SAN DIEGO (KGTV) — Empty school busses belonging to the San Diego Unified School District are being driven around even though most students continue virtual learning.
While this happens, San Diego Unified sits in Phase One of its reopening plan — meaning many students are still at home.
Erin Coller's 5-year-old is in the school district. Right now he's learning from home but Coller says she seen busses in the neighborhood.
"Every time I see one of those busses I just think who is riding them - where could they possibly be going," says Coller. "It stopped at our house around the time that it used to come to our house and I was loading the kids in the car and I was like are you and angel can you just take them and drive them around please, what are you doing and he was just driving the route."
At the end of October, Team 10 followed school busses on several days to see where they're going and what they're doing. After leaving the bus yard in Kearny Mesa, one bus headed north to the Scripps Ranch area. The bus made several stops like it was following a planned route, but no students ever got on or off. About 90 minutes and 31 miles later, the bus was back at the yard.
Another bus left the yard later that same afternoon and headed to a school in the Poway area. It picked up one student and then headed south to drop them off.
The next week, another bus bus went from the yard to Interstate 805 south. It continued on to State Route 54 east to then over to SR-125 north. The bus then completed the circle on SR-52 west. About 40 miles and 53 minutes later, the bus was back in the yard.

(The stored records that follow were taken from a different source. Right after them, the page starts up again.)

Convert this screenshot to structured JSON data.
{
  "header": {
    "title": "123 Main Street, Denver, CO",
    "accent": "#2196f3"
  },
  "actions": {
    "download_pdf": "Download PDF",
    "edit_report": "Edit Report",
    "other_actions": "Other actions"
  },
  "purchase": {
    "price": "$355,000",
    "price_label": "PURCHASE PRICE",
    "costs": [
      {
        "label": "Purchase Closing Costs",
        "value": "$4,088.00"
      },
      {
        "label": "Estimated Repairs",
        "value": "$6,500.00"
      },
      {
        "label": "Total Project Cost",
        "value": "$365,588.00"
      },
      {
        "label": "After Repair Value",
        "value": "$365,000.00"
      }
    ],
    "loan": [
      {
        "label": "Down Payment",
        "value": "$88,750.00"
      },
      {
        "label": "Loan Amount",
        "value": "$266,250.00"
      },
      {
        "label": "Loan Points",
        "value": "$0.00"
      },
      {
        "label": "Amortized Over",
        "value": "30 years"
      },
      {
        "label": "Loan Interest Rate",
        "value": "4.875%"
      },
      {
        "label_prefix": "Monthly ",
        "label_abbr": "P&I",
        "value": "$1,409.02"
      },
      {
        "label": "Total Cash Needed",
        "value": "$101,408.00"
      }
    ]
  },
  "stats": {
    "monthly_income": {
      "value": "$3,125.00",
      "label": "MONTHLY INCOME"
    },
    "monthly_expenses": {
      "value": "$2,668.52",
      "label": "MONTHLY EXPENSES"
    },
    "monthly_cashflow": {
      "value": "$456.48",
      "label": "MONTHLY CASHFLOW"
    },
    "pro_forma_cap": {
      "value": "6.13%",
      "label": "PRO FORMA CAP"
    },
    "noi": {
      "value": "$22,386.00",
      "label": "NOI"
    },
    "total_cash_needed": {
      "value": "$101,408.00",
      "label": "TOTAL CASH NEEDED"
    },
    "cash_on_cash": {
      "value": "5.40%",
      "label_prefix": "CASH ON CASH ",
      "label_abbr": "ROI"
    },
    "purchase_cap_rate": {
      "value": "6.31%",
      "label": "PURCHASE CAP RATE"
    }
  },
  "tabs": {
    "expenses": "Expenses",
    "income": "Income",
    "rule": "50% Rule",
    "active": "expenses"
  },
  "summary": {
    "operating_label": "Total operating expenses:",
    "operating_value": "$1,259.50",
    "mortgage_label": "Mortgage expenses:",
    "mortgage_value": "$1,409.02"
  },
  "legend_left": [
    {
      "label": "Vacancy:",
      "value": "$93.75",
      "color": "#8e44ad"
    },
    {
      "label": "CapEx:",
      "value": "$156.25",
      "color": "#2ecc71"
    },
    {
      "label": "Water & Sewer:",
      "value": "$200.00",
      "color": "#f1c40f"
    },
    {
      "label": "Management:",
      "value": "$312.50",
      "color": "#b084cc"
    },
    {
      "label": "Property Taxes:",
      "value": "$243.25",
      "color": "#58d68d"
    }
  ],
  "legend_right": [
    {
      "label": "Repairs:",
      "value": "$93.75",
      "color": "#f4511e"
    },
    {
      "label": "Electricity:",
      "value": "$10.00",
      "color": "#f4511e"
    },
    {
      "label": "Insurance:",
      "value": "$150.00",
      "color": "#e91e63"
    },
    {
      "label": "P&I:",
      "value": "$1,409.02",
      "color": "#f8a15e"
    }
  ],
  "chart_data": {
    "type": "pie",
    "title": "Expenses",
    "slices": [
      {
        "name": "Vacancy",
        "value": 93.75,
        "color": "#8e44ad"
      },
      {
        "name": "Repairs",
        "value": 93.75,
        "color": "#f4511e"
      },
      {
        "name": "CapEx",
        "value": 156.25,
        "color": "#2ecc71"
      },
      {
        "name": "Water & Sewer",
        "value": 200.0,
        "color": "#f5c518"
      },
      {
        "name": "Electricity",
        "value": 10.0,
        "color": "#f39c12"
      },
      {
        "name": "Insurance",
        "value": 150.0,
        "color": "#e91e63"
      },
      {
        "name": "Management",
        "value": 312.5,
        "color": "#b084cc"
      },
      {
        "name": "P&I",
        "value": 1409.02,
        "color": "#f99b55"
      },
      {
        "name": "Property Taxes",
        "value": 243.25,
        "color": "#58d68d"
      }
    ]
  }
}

It never stopped.
Standing outside the school lot, bus movement is constant. SDUSD says for good reason.
"Just starting them up and running them in the parking lot for 10 minutes is not sufficient. They need to put on several miles to make sure that that transmission is maintained that fluids are at the right levels that seals and gaskets are all working also to make sure that our batteries are all charged," says Marceline Marques, SDUSD's operations support officer.
Marques oversees the district's transportation.
"During a regular school year, you would see busses operating empty. I think it just stands out right now because most of our students are participating in online learning," Marques said.
Part of that time on the road is driver proficiency. Right now, along with honing their skills, drivers are doing everything from delivering textbooks, to educational supplies, and computers to students' homes.
They are evaluating stops for safety and space with social distancing requirements and evaluating school drop-off areas for physical distancing needs and adjustments among other things. The list of driver responsibilities goes on.
"If it's diesel it needs to be run or it can have problems but as far as delivering supplies I'm shocked to hear that they are doing that because we have multiple students at our school who can not come pick up supplies," one parent told Team 10.
The district says it pays $1.83 per gallon for renewable diesel. Busses average about seven miles per gallon. So that first 30-mile trip we watched cost a little less than $8 in gas. The bus that didn't stop, about $10.50 for that trip.
"I think that the practice of running our buses far outweighs the cost of the fuel or the concern that folks have when they see it running without a passenger," Marques said.
Right now, about 150 busses are transporting students. Others are being used to help in other ways and some like we saw are rotating through that maintenance schedule. The district says overall, it needs to be ready for the next phases in reopening.